Lt. Patrick Foy, CDFW Law Enforcement Division, (916) 508-7095
The California Department of Fish and Wildlife (CDFW) is recruiting those interested in a career as a wildlife officer.
CDFW is accepting applications for wildlife officer cadet through Oct. 17, 2014. The department is particularly interested in recruiting applicants with a passion for conservation of California’s fish and wildlife resources.
California wildlife officers are charged with ensuring public safety, enforcing fish and wildlife laws, investigating illegal sales of wildlife, protecting the state from pollution, enforcing habitat protection laws, fighting illegal drug trafficking, keeping the homeland secure and responding during natural disasters. As peace officers, they have the authority to enforce all California laws, such as the Vehicle Code and Penal Code, and are federally deputized to enforce federal fish and wildlife laws.
A typical day for a California wildlife officer is diverse as the state’s fish and wildlife. Wildlife officers patrol ocean, desert, mountain and valley environments, as well as urban areas. They frequently work independently and conduct full-scale law enforcement investigations. Wildlife officers employ everything from all-terrain vehicles to jet skis and snowmobiles while on patrol and spend much of their typical day making contact with Californians in the great outdoors. CDFW has a dive team and utilizes K-9 partners as well. Environmental crimes and pollution incidents also fall under the purview of wildlife officers. Annually, wildlife officers make contact with more than 295,000 people and issue more than 15,000 citations for violations of the law.

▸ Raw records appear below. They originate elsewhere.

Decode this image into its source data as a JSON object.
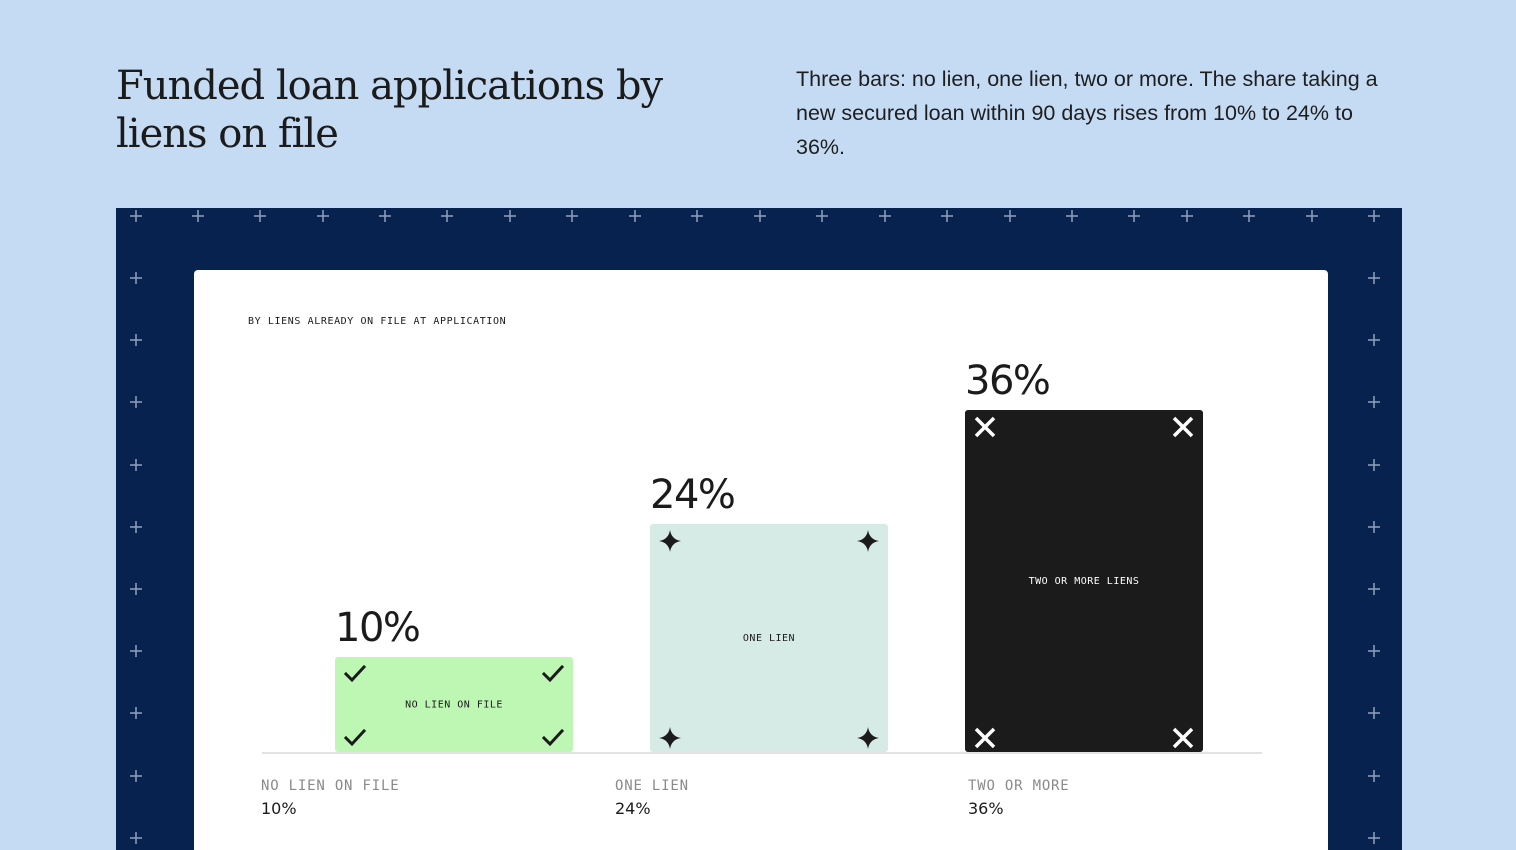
{
  "header": {
    "title": "Funded loan applications by liens on file",
    "description": "Three bars: no lien, one lien, two or more. The share taking a new secured loan within 90 days rises from 10% to 24% to 36%."
  },
  "colors": {
    "page_background": "#c5dbf4",
    "frame_background": "#082250",
    "pattern_plus": "#8a9bb7",
    "card_background": "#ffffff",
    "baseline": "#e3e3e3"
  },
  "chart_data": {
    "type": "bar",
    "title": "",
    "subtitle": "BY LIENS ALREADY ON FILE AT APPLICATION",
    "xlabel": "",
    "ylabel": "",
    "categories": [
      "NO LIEN ON FILE",
      "ONE LIEN",
      "TWO OR MORE LIENS"
    ],
    "values": [
      10,
      24,
      36
    ],
    "value_labels": [
      "10%",
      "24%",
      "36%"
    ],
    "unit": "%",
    "grid": false,
    "legend": "none",
    "bar_styles": [
      {
        "fill": "#bdf7b3",
        "ink": "#1b1b1b",
        "marker": "check-icon"
      },
      {
        "fill": "#d7ebe6",
        "ink": "#1b1b1b",
        "marker": "plus-icon"
      },
      {
        "fill": "#1b1b1b",
        "ink": "#ffffff",
        "marker": "x-icon"
      }
    ],
    "footer": [
      {
        "name": "NO LIEN ON FILE",
        "value": "10%"
      },
      {
        "name": "ONE LIEN",
        "value": "24%"
      },
      {
        "name": "TWO OR MORE",
        "value": "36%"
      }
    ]
  }
}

Successful applicants will enter a 31-week academy training program, followed by 19 weeks of field training, where they will work with a seasoned field training officer. CDFW’s academy at Butte College is California Peace Officer Standards and Training certified. Cadets are trained as police officers with specific emphasis on wildlife, pollution and habitat protection.

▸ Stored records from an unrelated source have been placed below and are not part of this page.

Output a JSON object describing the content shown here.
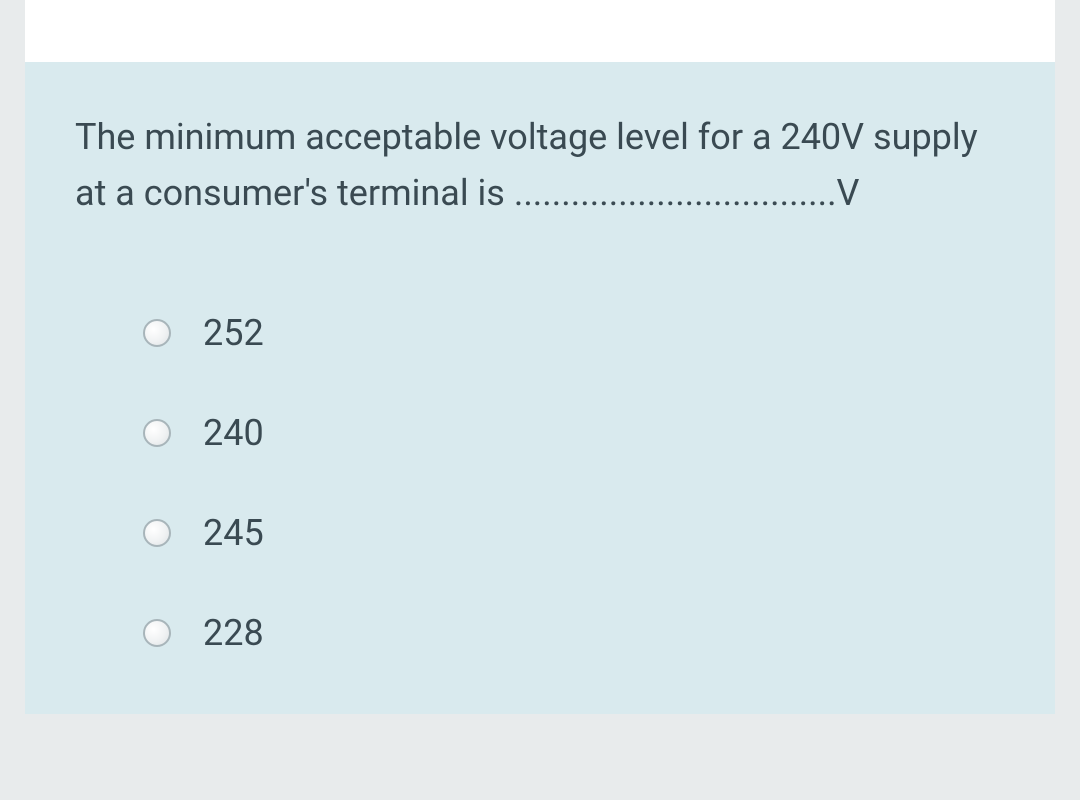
{
  "colors": {
    "page_background": "#e8ebec",
    "card_background": "#d9eaee",
    "white_strip": "#ffffff",
    "text": "#3a4a52",
    "radio_border": "#a8b5ba"
  },
  "typography": {
    "question_fontsize": 36,
    "option_fontsize": 36
  },
  "question": {
    "text": "The minimum acceptable voltage level for a 240V supply at a consumer's terminal is ..................................V"
  },
  "options": [
    {
      "label": "252",
      "selected": false
    },
    {
      "label": "240",
      "selected": false
    },
    {
      "label": "245",
      "selected": false
    },
    {
      "label": "228",
      "selected": false
    }
  ]
}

In California, with 159,000 square miles of habitat and wildlife diversity unequaled by any other state, the average wildlife officer has a patrol district of more than 600 square miles. The state has more than 1,100 miles of coastline, 30,000 miles of rivers and streams, 4,800 lakes and reservoirs, three desert habitat areas and scores of high mountain peaks.
The CDFW Law Enforcement Division expects an overwhelming number of inquiries and asks prospective candidates to extensively review materials on the website before contacting CDFW with questions.
To find information on minimum qualifications, required materials and an application for the academy, please visit https://jobs.ca.gov/JOBSGEN/4FG13.PDF.
For general information about a career as a wildlife officer, please visit http://www.dfg.ca.gov/enforcement/career/index.aspx.
Applications must be postmarked no later than Oct. 17, 2014.